For those who don't want to write scripts, you can do an interactive qsub with the -I switch. In this case you'd need to give the queue on the commandline, for example

    qsub -I -q l2
    
This opens a session on the node assigned to the job. It looks like a remote login session, except that the initialisation isn't exactly the same. You can then run commands interactively on your assigned node until your walltime runs out. If you submit to a queue which assigns you multiple nodes you can examine the contents of the PBS nodefile ($PBS_NODEFILE) to see which other nodes you may use. It is generally much better to script jobs than to run interactively, as they can be restarted automatically if the node fails, and it doesn't matter if there isn't a node free exactly when you need one.

Other useful commands

Both Maui and PBS come with a whole suite of commands. PBS commands generally start with 'q' and are used for things like querying the queue setup and manipulating jobs in the queue. Maui commands have no common naming scheme. They tend to be for displaying information about when jobs will start or end.

qdel, qhold, and qrls will delete, hold, and release a job respectively. qalter will let you change certain parameters of a queued or running job. To find other PBS or Torque commands, do 'man -k pbs'. Other Maui commands are 'showbf', 'showres', and 'diagnose'. Maui does not come with man pages; the available ones on the system have been created from the online HTML documentation so errors and omissions are the fault of cen1001 and not the Maui authors. The online docs are at http://www.supercluster.org/documentation/.

Parallel jobs

Some of the clusters (Rama, Athens, Nimbus, Clust) have parallel queues. There are example submit scripts in the /info/pbs directory on those machines for the different libraries they support. The only generalization I can make here is that starting your job with mpirun inside your job script probably won't do what you want! Please read the documentation at http://www-theor.ch.cam.ac.uk/IT/servers/ for the machine, which should cover it.

Scheduling policy

The scheduling policy on the machines is roughly FIFO but with some extra Maui rules to make it fairer. Three features are used: the ability to make reservations for queued jobs, the throttling rules, and the flexible priority system.

The queue is first sorted on priority. The priority is made up of several weighted components: time on the queue (subject to throttling- see below), fairshare value, and job expansion factor. The scheduler then starts at the top of the queue and starts jobs until it reaches one that cannot run yet because there are not enough free nodes. The top one or two remaining queued jobs then have reservations made for them; this means that the scheduler works out the earliest those jobs can definitely start and will not schedule anything that could possibly delay them. Finally the scheduler looks further down the queue and tries to backfill lower priority jobs around the reservations.
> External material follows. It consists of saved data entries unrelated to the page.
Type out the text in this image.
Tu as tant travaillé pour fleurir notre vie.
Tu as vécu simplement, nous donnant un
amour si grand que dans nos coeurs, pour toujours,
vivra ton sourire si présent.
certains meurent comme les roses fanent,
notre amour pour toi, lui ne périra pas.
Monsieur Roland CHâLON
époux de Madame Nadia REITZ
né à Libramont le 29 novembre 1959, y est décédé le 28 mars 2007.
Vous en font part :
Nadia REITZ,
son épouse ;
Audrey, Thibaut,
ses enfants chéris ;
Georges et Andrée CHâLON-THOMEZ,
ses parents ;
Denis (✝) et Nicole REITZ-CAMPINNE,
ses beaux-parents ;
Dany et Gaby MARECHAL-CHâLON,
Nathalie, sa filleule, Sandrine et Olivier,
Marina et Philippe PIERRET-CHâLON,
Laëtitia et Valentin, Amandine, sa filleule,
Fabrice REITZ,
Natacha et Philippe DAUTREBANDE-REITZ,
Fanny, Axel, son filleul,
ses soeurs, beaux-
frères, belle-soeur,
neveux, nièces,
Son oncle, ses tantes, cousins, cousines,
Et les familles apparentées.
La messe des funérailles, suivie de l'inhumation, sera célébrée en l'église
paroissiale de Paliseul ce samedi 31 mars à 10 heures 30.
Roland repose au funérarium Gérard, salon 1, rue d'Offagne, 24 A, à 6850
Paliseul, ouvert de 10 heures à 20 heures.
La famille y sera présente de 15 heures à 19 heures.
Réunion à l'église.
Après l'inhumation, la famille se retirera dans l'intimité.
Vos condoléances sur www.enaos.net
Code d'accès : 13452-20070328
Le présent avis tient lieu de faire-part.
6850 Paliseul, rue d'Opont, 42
Throttling solves the problem of a large batch of jobs from one user crowding everyone else out. It limits the number of jobs that any user may have being queued at any time to four. Excess jobs are placed in the Blocked state and won't be released until one of the user's four queued jobs has started. While a job is blocked its time on the queue is counted as zero, so it gets no priority gain from waiting in a blocked state. There are also per-user running job limits on some job types- see later.

Fairshare value contributes to priority. It is a measure of how much CPU time a user has had lately. If they are over the configured value then their priority decreases relative to other users, and if they are under then it increases.

The job expansion factor also counts towards priority, and helps short jobs when the machine is full. It is calculated as (1 + time on the queue / wall clock limit for job). This factor increases much more rapidly for short jobs than long jobs. Note that if a job gets blocked by the throttling rule then time spent blocked doesn't count towards the total time on the queue.

Finally some queues have per-user job number limits on them. If you find your jobs go into the Blocked state for no reason, use diagnose -q to see what is going on. It is probably a per-user job limit on the job class.